For leaders in financial services, Choudary’s framework offers sobering and practical lessons:
AI is not an upgrade but a governance shift. It changes how control is exercised, from top-down compliance to bottom-up feedback. Governance emerges not through rules but through continuous observation.
Legacy integration is a coordination challenge, not a software one. AI exposes the limits of point solutions by making evident the frictions between them.
The new competition operates above the algorithm. Those who own the models may not capture the most value; those who orchestrate decisions and distribution around them will.
Traditional productivity metrics are misleading. Efficiency inside a department can destroy coherence across the enterprise. The metric to optimize is coordination quality.
In this context, financial institutions face a choice: remain custodians of static infrastructure or become orchestrators of dynamic ecosystems. The former optimizes for compliance; the latter competes for relevance.
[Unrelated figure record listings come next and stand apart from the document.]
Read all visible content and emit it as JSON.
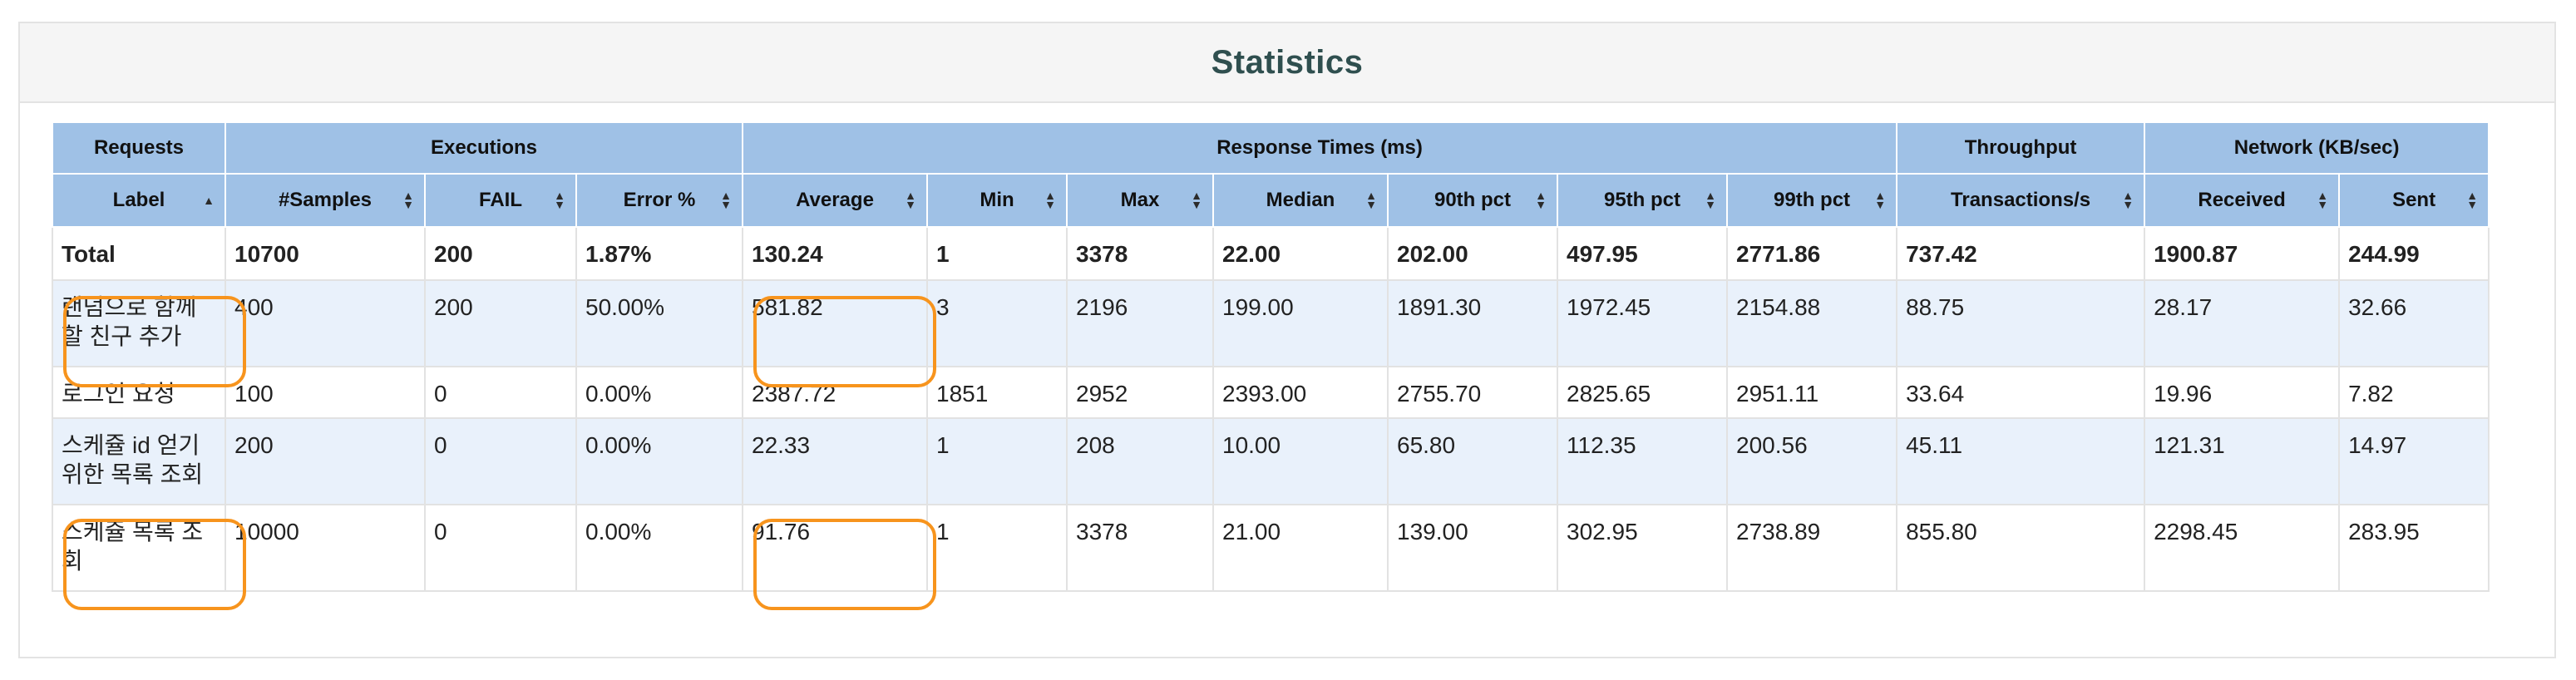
{
  "panel": {
    "title": "Statistics"
  },
  "table": {
    "groups": {
      "requests": "Requests",
      "executions": "Executions",
      "response_times": "Response Times (ms)",
      "throughput": "Throughput",
      "network": "Network (KB/sec)"
    },
    "columns": [
      "Label",
      "#Samples",
      "FAIL",
      "Error %",
      "Average",
      "Min",
      "Max",
      "Median",
      "90th pct",
      "95th pct",
      "99th pct",
      "Transactions/s",
      "Received",
      "Sent"
    ],
    "sort_icons": {
      "sorted_asc": "▲",
      "sortable_up": "▲",
      "sortable_down": "▼"
    },
    "total": [
      "Total",
      "10700",
      "200",
      "1.87%",
      "130.24",
      "1",
      "3378",
      "22.00",
      "202.00",
      "497.95",
      "2771.86",
      "737.42",
      "1900.87",
      "244.99"
    ],
    "rows": [
      [
        "랜덤으로 함께할 친구 추가",
        "400",
        "200",
        "50.00%",
        "581.82",
        "3",
        "2196",
        "199.00",
        "1891.30",
        "1972.45",
        "2154.88",
        "88.75",
        "28.17",
        "32.66"
      ],
      [
        "로그인 요청",
        "100",
        "0",
        "0.00%",
        "2387.72",
        "1851",
        "2952",
        "2393.00",
        "2755.70",
        "2825.65",
        "2951.11",
        "33.64",
        "19.96",
        "7.82"
      ],
      [
        "스케쥴 id 얻기위한 목록 조회",
        "200",
        "0",
        "0.00%",
        "22.33",
        "1",
        "208",
        "10.00",
        "65.80",
        "112.35",
        "200.56",
        "45.11",
        "121.31",
        "14.97"
      ],
      [
        "스케쥴 목록 조회",
        "10000",
        "0",
        "0.00%",
        "91.76",
        "1",
        "3378",
        "21.00",
        "139.00",
        "302.95",
        "2738.89",
        "855.80",
        "2298.45",
        "283.95"
      ]
    ]
  },
  "colors": {
    "header_bg": "#9fc1e6",
    "odd_row_bg": "#e9f1fb",
    "highlight": "#f7941d",
    "title": "#2f4f4f"
  }
}
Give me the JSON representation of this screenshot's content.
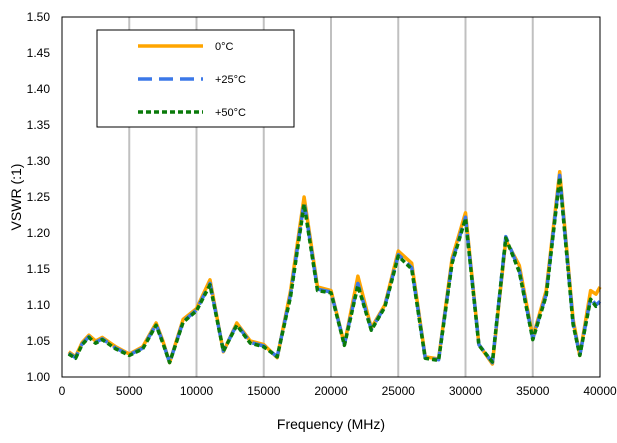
{
  "chart_data": {
    "type": "line",
    "title": "",
    "xlabel": "Frequency (MHz)",
    "ylabel": "VSWR (:1)",
    "xlim": [
      0,
      40000
    ],
    "ylim": [
      1.0,
      1.5
    ],
    "x_ticks": [
      0,
      5000,
      10000,
      15000,
      20000,
      25000,
      30000,
      35000,
      40000
    ],
    "y_ticks": [
      1.0,
      1.05,
      1.1,
      1.15,
      1.2,
      1.25,
      1.3,
      1.35,
      1.4,
      1.45,
      1.5
    ],
    "x_tick_labels": [
      "0",
      "5000",
      "10000",
      "15000",
      "20000",
      "25000",
      "30000",
      "35000",
      "40000"
    ],
    "y_tick_labels": [
      "1.00",
      "1.05",
      "1.10",
      "1.15",
      "1.20",
      "1.25",
      "1.30",
      "1.35",
      "1.40",
      "1.45",
      "1.50"
    ],
    "grid": "vertical",
    "legend_position": "top-left",
    "series": [
      {
        "name": "0°C",
        "color": "#FFA500",
        "style": "solid",
        "points": [
          [
            500,
            1.035
          ],
          [
            1000,
            1.028
          ],
          [
            1500,
            1.048
          ],
          [
            2000,
            1.058
          ],
          [
            2500,
            1.05
          ],
          [
            3000,
            1.055
          ],
          [
            4000,
            1.042
          ],
          [
            5000,
            1.032
          ],
          [
            6000,
            1.042
          ],
          [
            7000,
            1.075
          ],
          [
            7500,
            1.05
          ],
          [
            8000,
            1.02
          ],
          [
            9000,
            1.08
          ],
          [
            10000,
            1.095
          ],
          [
            11000,
            1.135
          ],
          [
            12000,
            1.035
          ],
          [
            13000,
            1.075
          ],
          [
            14000,
            1.05
          ],
          [
            15000,
            1.045
          ],
          [
            16000,
            1.027
          ],
          [
            17000,
            1.12
          ],
          [
            18000,
            1.25
          ],
          [
            19000,
            1.125
          ],
          [
            20000,
            1.12
          ],
          [
            21000,
            1.045
          ],
          [
            22000,
            1.14
          ],
          [
            23000,
            1.068
          ],
          [
            24000,
            1.1
          ],
          [
            25000,
            1.175
          ],
          [
            26000,
            1.158
          ],
          [
            27000,
            1.028
          ],
          [
            28000,
            1.025
          ],
          [
            29000,
            1.165
          ],
          [
            30000,
            1.228
          ],
          [
            31000,
            1.045
          ],
          [
            32000,
            1.018
          ],
          [
            33000,
            1.19
          ],
          [
            34000,
            1.155
          ],
          [
            35000,
            1.055
          ],
          [
            36000,
            1.12
          ],
          [
            37000,
            1.285
          ],
          [
            38000,
            1.08
          ],
          [
            38500,
            1.03
          ],
          [
            39300,
            1.12
          ],
          [
            39700,
            1.115
          ],
          [
            40000,
            1.125
          ]
        ]
      },
      {
        "name": "+25°C",
        "color": "#3C78E8",
        "style": "dashed",
        "points": [
          [
            500,
            1.033
          ],
          [
            1000,
            1.027
          ],
          [
            1500,
            1.046
          ],
          [
            2000,
            1.056
          ],
          [
            2500,
            1.048
          ],
          [
            3000,
            1.053
          ],
          [
            4000,
            1.04
          ],
          [
            5000,
            1.031
          ],
          [
            6000,
            1.04
          ],
          [
            7000,
            1.073
          ],
          [
            7500,
            1.048
          ],
          [
            8000,
            1.02
          ],
          [
            9000,
            1.077
          ],
          [
            10000,
            1.093
          ],
          [
            11000,
            1.13
          ],
          [
            12000,
            1.036
          ],
          [
            13000,
            1.073
          ],
          [
            14000,
            1.048
          ],
          [
            15000,
            1.043
          ],
          [
            16000,
            1.028
          ],
          [
            17000,
            1.115
          ],
          [
            18000,
            1.243
          ],
          [
            19000,
            1.122
          ],
          [
            20000,
            1.118
          ],
          [
            21000,
            1.045
          ],
          [
            22000,
            1.13
          ],
          [
            23000,
            1.066
          ],
          [
            24000,
            1.098
          ],
          [
            25000,
            1.17
          ],
          [
            26000,
            1.152
          ],
          [
            27000,
            1.027
          ],
          [
            28000,
            1.024
          ],
          [
            29000,
            1.16
          ],
          [
            30000,
            1.222
          ],
          [
            31000,
            1.045
          ],
          [
            32000,
            1.02
          ],
          [
            33000,
            1.195
          ],
          [
            34000,
            1.148
          ],
          [
            35000,
            1.053
          ],
          [
            36000,
            1.115
          ],
          [
            37000,
            1.28
          ],
          [
            38000,
            1.075
          ],
          [
            38500,
            1.03
          ],
          [
            39300,
            1.11
          ],
          [
            39700,
            1.1
          ],
          [
            40000,
            1.105
          ]
        ]
      },
      {
        "name": "+50°C",
        "color": "#0A7A0A",
        "style": "dotted",
        "points": [
          [
            500,
            1.032
          ],
          [
            1000,
            1.026
          ],
          [
            1500,
            1.045
          ],
          [
            2000,
            1.055
          ],
          [
            2500,
            1.047
          ],
          [
            3000,
            1.052
          ],
          [
            4000,
            1.039
          ],
          [
            5000,
            1.03
          ],
          [
            6000,
            1.039
          ],
          [
            7000,
            1.072
          ],
          [
            7500,
            1.047
          ],
          [
            8000,
            1.02
          ],
          [
            9000,
            1.076
          ],
          [
            10000,
            1.092
          ],
          [
            11000,
            1.128
          ],
          [
            12000,
            1.036
          ],
          [
            13000,
            1.072
          ],
          [
            14000,
            1.047
          ],
          [
            15000,
            1.042
          ],
          [
            16000,
            1.028
          ],
          [
            17000,
            1.112
          ],
          [
            18000,
            1.24
          ],
          [
            19000,
            1.12
          ],
          [
            20000,
            1.117
          ],
          [
            21000,
            1.044
          ],
          [
            22000,
            1.127
          ],
          [
            23000,
            1.065
          ],
          [
            24000,
            1.097
          ],
          [
            25000,
            1.168
          ],
          [
            26000,
            1.15
          ],
          [
            27000,
            1.026
          ],
          [
            28000,
            1.023
          ],
          [
            29000,
            1.158
          ],
          [
            30000,
            1.22
          ],
          [
            31000,
            1.044
          ],
          [
            32000,
            1.021
          ],
          [
            33000,
            1.193
          ],
          [
            34000,
            1.146
          ],
          [
            35000,
            1.052
          ],
          [
            36000,
            1.113
          ],
          [
            37000,
            1.277
          ],
          [
            38000,
            1.073
          ],
          [
            38500,
            1.03
          ],
          [
            39300,
            1.108
          ],
          [
            39700,
            1.098
          ],
          [
            40000,
            1.1
          ]
        ]
      }
    ]
  }
}
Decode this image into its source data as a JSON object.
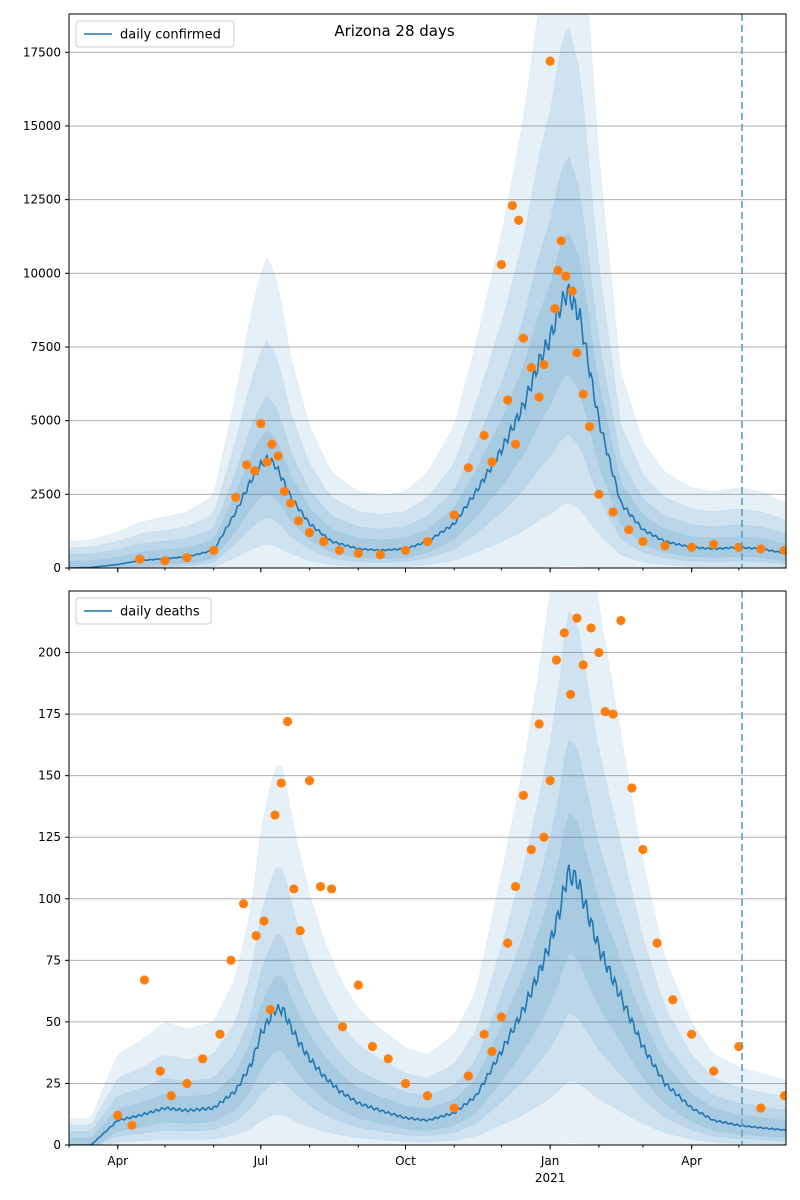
{
  "chart_data": [
    {
      "type": "line",
      "title": "Arizona 28 days",
      "series": [
        {
          "name": "daily confirmed",
          "role": "model-median",
          "color": "#1f77b4",
          "x": [
            "2020-03-01",
            "2020-03-15",
            "2020-04-01",
            "2020-04-15",
            "2020-05-01",
            "2020-05-15",
            "2020-06-01",
            "2020-06-15",
            "2020-06-25",
            "2020-07-01",
            "2020-07-05",
            "2020-07-10",
            "2020-07-15",
            "2020-07-20",
            "2020-08-01",
            "2020-08-15",
            "2020-09-01",
            "2020-09-15",
            "2020-10-01",
            "2020-10-15",
            "2020-11-01",
            "2020-11-15",
            "2020-12-01",
            "2020-12-15",
            "2020-12-25",
            "2021-01-01",
            "2021-01-07",
            "2021-01-12",
            "2021-01-20",
            "2021-02-01",
            "2021-02-15",
            "2021-03-01",
            "2021-03-15",
            "2021-04-01",
            "2021-04-15",
            "2021-05-01",
            "2021-05-15",
            "2021-05-31"
          ],
          "y": [
            0,
            20,
            120,
            250,
            320,
            380,
            600,
            1900,
            3000,
            3500,
            3700,
            3500,
            3000,
            2400,
            1500,
            900,
            650,
            600,
            650,
            900,
            1500,
            2600,
            4000,
            5500,
            7000,
            7800,
            8800,
            9400,
            8500,
            5000,
            2200,
            1300,
            900,
            700,
            650,
            700,
            650,
            500
          ]
        },
        {
          "name": "",
          "role": "observed",
          "color": "#ff7f0e",
          "x": [
            "2020-04-15",
            "2020-05-01",
            "2020-05-15",
            "2020-06-01",
            "2020-06-15",
            "2020-06-22",
            "2020-06-27",
            "2020-07-01",
            "2020-07-05",
            "2020-07-08",
            "2020-07-12",
            "2020-07-16",
            "2020-07-20",
            "2020-07-25",
            "2020-08-01",
            "2020-08-10",
            "2020-08-20",
            "2020-09-01",
            "2020-09-15",
            "2020-10-01",
            "2020-10-15",
            "2020-11-01",
            "2020-11-10",
            "2020-11-20",
            "2020-11-25",
            "2020-12-01",
            "2020-12-05",
            "2020-12-08",
            "2020-12-10",
            "2020-12-12",
            "2020-12-15",
            "2020-12-20",
            "2020-12-25",
            "2020-12-28",
            "2021-01-01",
            "2021-01-04",
            "2021-01-06",
            "2021-01-08",
            "2021-01-11",
            "2021-01-15",
            "2021-01-18",
            "2021-01-22",
            "2021-01-26",
            "2021-02-01",
            "2021-02-10",
            "2021-02-20",
            "2021-03-01",
            "2021-03-15",
            "2021-04-01",
            "2021-04-15",
            "2021-05-01",
            "2021-05-15",
            "2021-05-30"
          ],
          "y": [
            300,
            250,
            350,
            600,
            2400,
            3500,
            3300,
            4900,
            3600,
            4200,
            3800,
            2600,
            2200,
            1600,
            1200,
            900,
            600,
            500,
            450,
            600,
            900,
            1800,
            3400,
            4500,
            3600,
            10300,
            5700,
            12300,
            4200,
            11800,
            7800,
            6800,
            5800,
            6900,
            17200,
            8800,
            10100,
            11100,
            9900,
            9400,
            7300,
            5900,
            4800,
            2500,
            1900,
            1300,
            900,
            750,
            700,
            800,
            700,
            650,
            600
          ]
        }
      ],
      "vertical_marker": "2021-05-03",
      "ylim": [
        0,
        18800
      ],
      "yticks": [
        0,
        2500,
        5000,
        7500,
        10000,
        12500,
        15000,
        17500
      ],
      "ytick_labels": [
        "0",
        "2500",
        "5000",
        "7500",
        "10000",
        "12500",
        "15000",
        "17500"
      ],
      "legend": "upper-left",
      "grid": "y"
    },
    {
      "type": "line",
      "series": [
        {
          "name": "daily deaths",
          "role": "model-median",
          "color": "#1f77b4",
          "x": [
            "2020-03-01",
            "2020-03-15",
            "2020-04-01",
            "2020-04-15",
            "2020-05-01",
            "2020-05-15",
            "2020-06-01",
            "2020-06-15",
            "2020-06-25",
            "2020-07-01",
            "2020-07-10",
            "2020-07-15",
            "2020-07-20",
            "2020-07-25",
            "2020-08-01",
            "2020-08-10",
            "2020-08-20",
            "2020-09-01",
            "2020-09-15",
            "2020-10-01",
            "2020-10-15",
            "2020-11-01",
            "2020-11-15",
            "2020-12-01",
            "2020-12-15",
            "2020-12-25",
            "2021-01-01",
            "2021-01-07",
            "2021-01-12",
            "2021-01-18",
            "2021-01-22",
            "2021-02-01",
            "2021-02-15",
            "2021-03-01",
            "2021-03-15",
            "2021-04-01",
            "2021-04-15",
            "2021-05-01",
            "2021-05-15",
            "2021-05-31"
          ],
          "y": [
            0,
            0,
            10,
            12,
            15,
            14,
            15,
            22,
            33,
            45,
            55,
            55,
            48,
            42,
            35,
            28,
            22,
            17,
            14,
            11,
            10,
            13,
            20,
            38,
            55,
            70,
            82,
            95,
            110,
            108,
            100,
            80,
            60,
            40,
            25,
            15,
            10,
            8,
            7,
            6
          ]
        },
        {
          "name": "",
          "role": "observed",
          "color": "#ff7f0e",
          "x": [
            "2020-04-01",
            "2020-04-10",
            "2020-04-18",
            "2020-04-28",
            "2020-05-05",
            "2020-05-15",
            "2020-05-25",
            "2020-06-05",
            "2020-06-12",
            "2020-06-20",
            "2020-06-28",
            "2020-07-03",
            "2020-07-07",
            "2020-07-10",
            "2020-07-14",
            "2020-07-18",
            "2020-07-22",
            "2020-07-26",
            "2020-08-01",
            "2020-08-08",
            "2020-08-15",
            "2020-08-22",
            "2020-09-01",
            "2020-09-10",
            "2020-09-20",
            "2020-10-01",
            "2020-10-15",
            "2020-11-01",
            "2020-11-10",
            "2020-11-20",
            "2020-11-25",
            "2020-12-01",
            "2020-12-05",
            "2020-12-10",
            "2020-12-15",
            "2020-12-20",
            "2020-12-25",
            "2020-12-28",
            "2021-01-01",
            "2021-01-05",
            "2021-01-10",
            "2021-01-14",
            "2021-01-18",
            "2021-01-22",
            "2021-01-27",
            "2021-02-01",
            "2021-02-05",
            "2021-02-10",
            "2021-02-15",
            "2021-02-22",
            "2021-03-01",
            "2021-03-10",
            "2021-03-20",
            "2021-04-01",
            "2021-04-15",
            "2021-05-01",
            "2021-05-15",
            "2021-05-30"
          ],
          "y": [
            12,
            8,
            67,
            30,
            20,
            25,
            35,
            45,
            75,
            98,
            85,
            91,
            55,
            134,
            147,
            172,
            104,
            87,
            148,
            105,
            104,
            48,
            65,
            40,
            35,
            25,
            20,
            15,
            28,
            45,
            38,
            52,
            82,
            105,
            142,
            120,
            171,
            125,
            148,
            197,
            208,
            183,
            214,
            195,
            210,
            200,
            176,
            175,
            213,
            145,
            120,
            82,
            59,
            45,
            30,
            40,
            15,
            20
          ]
        }
      ],
      "vertical_marker": "2021-05-03",
      "ylim": [
        0,
        225
      ],
      "yticks": [
        0,
        25,
        50,
        75,
        100,
        125,
        150,
        175,
        200
      ],
      "ytick_labels": [
        "0",
        "25",
        "50",
        "75",
        "100",
        "125",
        "150",
        "175",
        "200"
      ],
      "legend": "upper-left",
      "grid": "y"
    }
  ],
  "xaxis": {
    "xlim": [
      "2020-03-01",
      "2021-05-31"
    ],
    "ticks": [
      {
        "date": "2020-04-01",
        "label": "Apr"
      },
      {
        "date": "2020-07-01",
        "label": "Jul"
      },
      {
        "date": "2020-10-01",
        "label": "Oct"
      },
      {
        "date": "2021-01-01",
        "label": "Jan",
        "sublabel": "2021"
      },
      {
        "date": "2021-04-01",
        "label": "Apr"
      }
    ]
  },
  "colors": {
    "median": "#1f77b4",
    "observed": "#ff7f0e",
    "band": "#1f77b4",
    "marker": "#5a9fbf",
    "grid": "#b0b0b0"
  }
}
In this new world of AI, the standard corporate playbook for digital transformation no longer works. AI is not a laboratory initiative, built around innovation labs, agile working, sprints. These may remain helpful at a tactical level, but they do nothing to reconsider how the basis of value creation is changing, nor sustain an incumbent’s advantages of trust, compliance, and scale. If someone else can better coordinate all the disparate elements, banks or insurers focused just on digital transformation will lose.
The good news is that there’s no reason why financial institutions cannot leverage AI to remain leaders in their field, or even set the rules for the next cycle. But AI requires an even more radical approach than digitalization. Choudary’s book is a good place to start.
Choudary, Sangeet Paul, Reshuffle: Who Wins When AI Restacks the Knowledge Economy, Future-First Books, 2025.